Let's deal with the first two (anger is usually easier to express than sadness). With evidence continuing to mount that our earth is growing hotter and more humid with each passing day, it's not surprising that we're all pretty angry that the US Congress gave up on any climate legislation this year.

This is in light of the recent (and disturbing) developments in our climate, as reported by Bill McKibben of 350.org:

  • According to the National Oceanic and Atmospheric Administration, the planet has just come through the warmest decade, the warmest twelve months, the warmest six months and the warmest April, May and June on record.
  • A new study from Canadian researchers has shown that warmer seawater has reduced phytoplankton, the base of the marine food chain, by 40 percent since 1950.
  • Nine nations have so far set their all-time temperature records in 2010, including Russia (111 degrees), Niger (118), Sudan (121), Saudi Arabia and Iraq (126 apiece), and Pakistan (130), which also set the new all-time Asia record in May.

A glimmer of hope (and a lesson for Washington DC) can be found, however, in the Western Climate Initiative (WCI), a coalition of seven US states and four Canadian provinces that have been working together since 2007 to create policies that address climate change. The WCI recently released its design document that outlines the guidelines for states and provinces to develop market-based and other programs to reduce regional GHG emissions to 15 percent below 2005 levels by 2020.

International Rivers has been closely monitoring both the WCI and California's climate program, making sure that these programs exclude offsets that may come from destructive dams, particularly through the highly controversial Clean Development Mechanism (CDM), which has a long and ongoing history of selling fake credits (Point Carbon, sub req'd). Including fake offsets would present a major loophole for polluters while threatening the environmental integrity of these regional climate programs.

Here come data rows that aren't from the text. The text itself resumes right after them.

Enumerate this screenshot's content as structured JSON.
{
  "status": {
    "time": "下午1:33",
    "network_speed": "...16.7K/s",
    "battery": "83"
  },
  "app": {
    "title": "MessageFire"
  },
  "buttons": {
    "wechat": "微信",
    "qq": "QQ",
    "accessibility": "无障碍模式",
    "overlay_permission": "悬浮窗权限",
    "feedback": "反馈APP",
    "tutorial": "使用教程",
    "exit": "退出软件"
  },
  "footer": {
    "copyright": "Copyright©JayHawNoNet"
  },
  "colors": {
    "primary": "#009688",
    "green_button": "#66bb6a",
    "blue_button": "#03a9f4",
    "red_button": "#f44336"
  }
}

Xiaoxi Dam, a CDM hydro project in China with significant resettlement violations
Xiaoxi Dam, a CDM hydro project in China with significant resettlement violations
One especially bright note for us was thus, in the WCI's design document, offsets from the CDM have been omitted entirely. Instead, offsets can only come from "a project located in Canada, the US, or Mexico" (if offsets from hydro do pop up in any of these areas, you'll know where we'll be). This is a major blow for carbon traders and another sign that confidence in the CDM is dwindling. Whether it's because the WCI offsets folks have finally taken note of our concerns or because the CDM may be approaching its downfall, we're glad to know that civil society can still get policy-makers to act on climate change without compromising away the planet.

Some other highlights to note:

  • Clean energy benefits: By putting a price on carbon, the WCI will hopefully make clean energy more cost-competitive and give consumers more affordable alternatives to fossil fuels.
  • Health benefits: By using energy more efficiently and investing in clean energy, air pollution decreases and health problems, like asthma, that are at or nearing epidemic levels in many communities throughout the West, can be prevented.

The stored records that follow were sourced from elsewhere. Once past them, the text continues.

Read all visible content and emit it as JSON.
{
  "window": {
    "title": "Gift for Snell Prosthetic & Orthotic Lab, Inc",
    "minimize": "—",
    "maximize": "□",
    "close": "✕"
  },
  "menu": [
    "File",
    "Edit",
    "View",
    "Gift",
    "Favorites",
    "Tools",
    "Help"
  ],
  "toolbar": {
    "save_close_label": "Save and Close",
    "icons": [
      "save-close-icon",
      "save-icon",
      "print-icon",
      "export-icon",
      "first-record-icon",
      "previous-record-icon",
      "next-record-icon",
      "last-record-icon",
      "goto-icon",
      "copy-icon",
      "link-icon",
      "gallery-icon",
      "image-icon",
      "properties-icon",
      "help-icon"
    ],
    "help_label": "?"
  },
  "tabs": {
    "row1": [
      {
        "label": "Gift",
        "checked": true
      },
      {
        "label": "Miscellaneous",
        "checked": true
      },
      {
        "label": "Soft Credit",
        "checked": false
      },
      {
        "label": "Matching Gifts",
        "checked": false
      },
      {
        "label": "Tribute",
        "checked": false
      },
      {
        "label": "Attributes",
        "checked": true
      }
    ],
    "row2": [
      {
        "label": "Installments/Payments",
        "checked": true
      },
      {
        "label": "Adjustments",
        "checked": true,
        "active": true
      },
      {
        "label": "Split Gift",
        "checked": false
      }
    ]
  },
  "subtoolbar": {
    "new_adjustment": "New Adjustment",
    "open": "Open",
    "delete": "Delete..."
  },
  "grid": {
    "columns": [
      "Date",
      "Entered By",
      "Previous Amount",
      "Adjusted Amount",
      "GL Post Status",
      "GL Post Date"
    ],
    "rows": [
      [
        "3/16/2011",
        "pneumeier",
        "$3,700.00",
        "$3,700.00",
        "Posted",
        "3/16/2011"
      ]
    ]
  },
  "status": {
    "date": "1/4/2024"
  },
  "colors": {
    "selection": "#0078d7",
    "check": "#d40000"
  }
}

But before we prematurely pop the cork, a few obstacles in the road still remain:

  • Domestic offsets: Most offsets will likely come from domestic agriculture and forestry, and there is scant evidence thus far that these offsets will be "high quality offsets" – offsets that are real and permanent.
  • Offset limit: The offset limit is still set very high, and the amount of offsets that will be allowed (within the overall limit of 49% of reductions) will be left up to the WCI partner jurisdictions.
  • Implementation: Progress on the WCI hinges on California, which is currently embroiled in a battle to preserve its own climate program. You can read about this on the Union of Concerned Scientists' website.

While we will continue to call for fewer offsets and ensure that those that do get through really are "high quality," we recognize that the WCI has taken a positive step forward for its businesses and citizens. And isn't it about time?